Eidanger is a rural parish and former municipality of Porsgrunn, in Telemark County, Norway.

History
Eidanger was established as a municipality on 1 January 1838 (see formannskapsdistrikt). It was merged with Porsgrunn on 1 January 1964.

The main part of Eidanger is a peninsula between the Eidangerfjord and the Frierfjord. Situated between the urban communities of Brevik and Porsgrunn, and with excellent natural conditions for building harbours, it became the site of Norsk Hydro's plant at Herøya and the Dalen Portland (now part of the Norcem corporation) concrete factory just outside Brevik. Another major industry is Heistad Fabrikker, which makes products for diabetics. Isola  maintains its head office and administration office  in Eidanger. Isola has two factories in this area where bitumen-based products and steel roofing tiles are manufactured.

Eidanger church (Eidanger kirke) is located in the former Eidanger municipality.
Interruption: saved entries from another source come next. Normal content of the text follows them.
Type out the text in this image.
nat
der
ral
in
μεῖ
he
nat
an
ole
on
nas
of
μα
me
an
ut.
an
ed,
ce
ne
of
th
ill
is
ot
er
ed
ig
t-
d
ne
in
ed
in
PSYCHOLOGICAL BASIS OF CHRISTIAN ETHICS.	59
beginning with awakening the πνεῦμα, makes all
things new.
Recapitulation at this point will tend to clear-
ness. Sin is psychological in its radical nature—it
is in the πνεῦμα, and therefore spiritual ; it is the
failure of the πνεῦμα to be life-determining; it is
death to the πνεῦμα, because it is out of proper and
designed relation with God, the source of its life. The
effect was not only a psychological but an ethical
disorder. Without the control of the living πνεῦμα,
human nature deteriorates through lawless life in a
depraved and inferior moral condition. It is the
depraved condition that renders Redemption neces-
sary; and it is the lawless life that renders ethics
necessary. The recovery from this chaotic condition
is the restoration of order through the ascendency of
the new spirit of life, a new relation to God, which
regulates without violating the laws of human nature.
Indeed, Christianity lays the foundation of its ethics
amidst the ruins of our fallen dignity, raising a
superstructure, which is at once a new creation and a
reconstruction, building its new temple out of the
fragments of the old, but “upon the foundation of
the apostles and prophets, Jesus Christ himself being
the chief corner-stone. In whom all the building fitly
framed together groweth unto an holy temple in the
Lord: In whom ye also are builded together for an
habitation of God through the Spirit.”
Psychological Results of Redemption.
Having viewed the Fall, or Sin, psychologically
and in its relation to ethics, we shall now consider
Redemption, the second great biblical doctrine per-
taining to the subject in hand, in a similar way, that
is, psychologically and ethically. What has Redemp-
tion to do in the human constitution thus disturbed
The church was originally a relatively simple stone church in the Romanesque style, probably built ca. 1150. The church was extended in 1787 and received a new sacristy in 1981. The altarpiece, stained glass and the pulpit is from 1991 and made by Terje Grøstad.  The baptismal font is of stone and is from the 1890s. The church has two bells, one from 1720  and one from 1940.

The name
The Old Norse form of the name was Eiðangr. The first element is eið n 'isthmus, neck of land', the last element is angr m 'fjord'.